Bought a Pentax Auto 110 with 18mm and 24mm lenses last night, should be here in the next few days.
Completely automatic exposure (the shutter and the diaphragm are one and the same, and therefore higher shutter speeds also stop it down - with speeds 1/60s and up, IIRC, the shutter never fully opens, and the shutter is essentially a two-blade compact camera-style diaphragm,) but manual focus. Because of the shutter, lenses have no diaphragm, and are all f/2.8 - even the 20-40 zoom.
Oh, and it's one of the smallest SLRs ever made, and the smallest SLR system ever made (the three common primes - 18 wide angle, 24 normal, and 50mm tele (the other lenses are a 70mm tele, a fixed-focus 18, and a 20-40 zoom,) and the camera can fit in one hand) - it's significantly smaller than even my PowerShot A560.
Downside is, it shoots 110. (This does give it a 2x crop factor, and because the entire system was designed around 110, everything is TINY. The 24mm lens is the size of a freaking soda bottle cap, apparently.)
I want to find a dead Four Thirds or Micro Four Thirds camera, and graft the electronics onto the back, making a digital back for it.

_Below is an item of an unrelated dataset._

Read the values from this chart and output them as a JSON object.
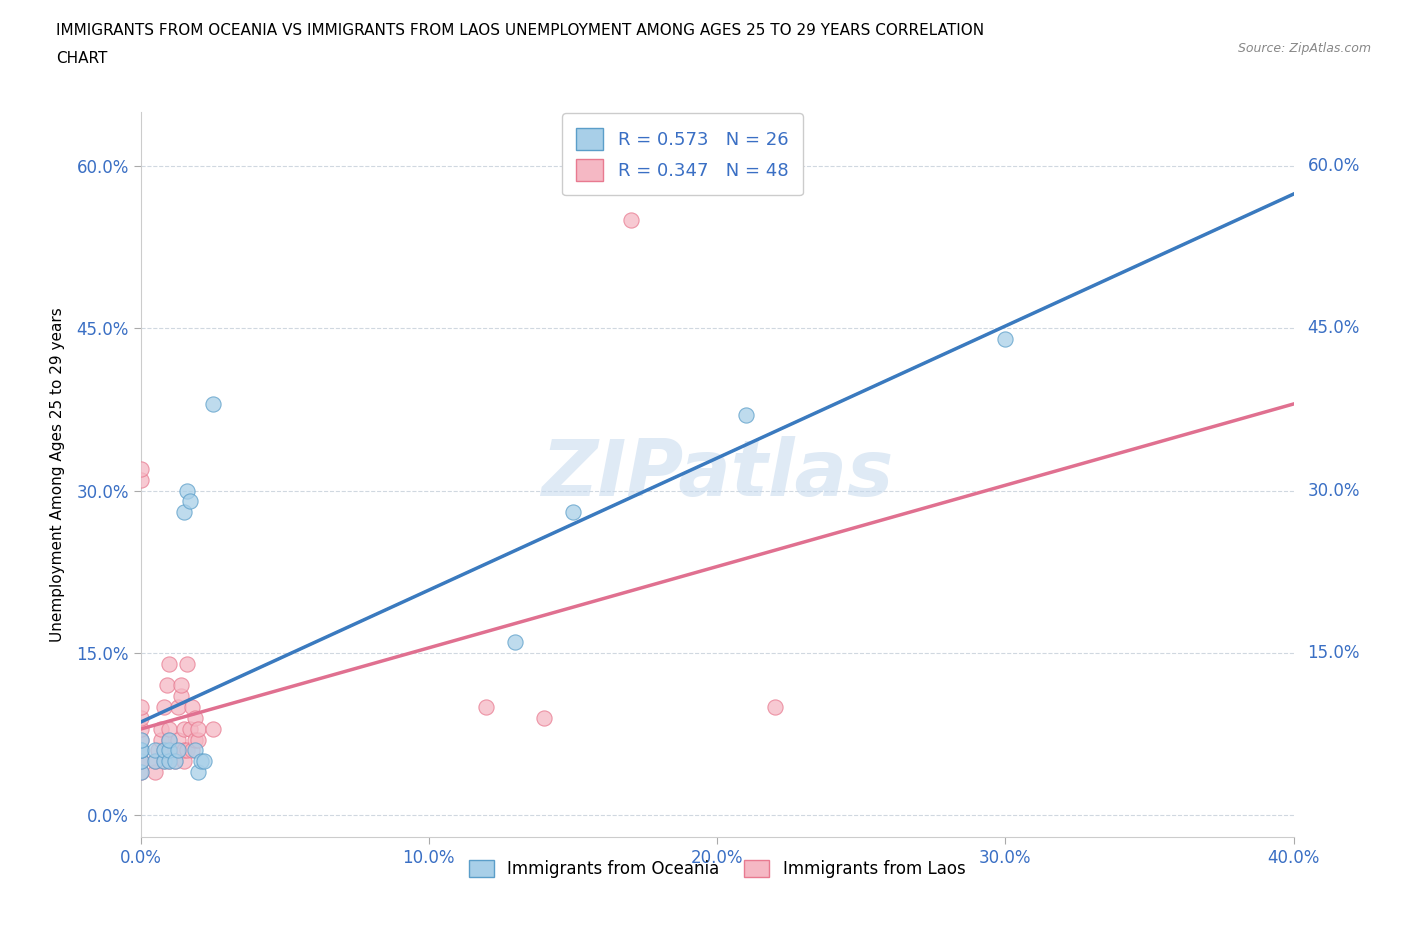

There'll need to be some trickery to get the digital camera to not be pissed off by the lack of a shutter and (in the case of a standard 4/3) mirror, among other things, but I think it's doable. (The lens isn't an issue, 4/3 and u4/3 cameras support a mode for shooting "without a lens" when the lens doesn't have electronics - and, in fact, the Pentax Auto 110 lenses are popular on u4/3 cameras.)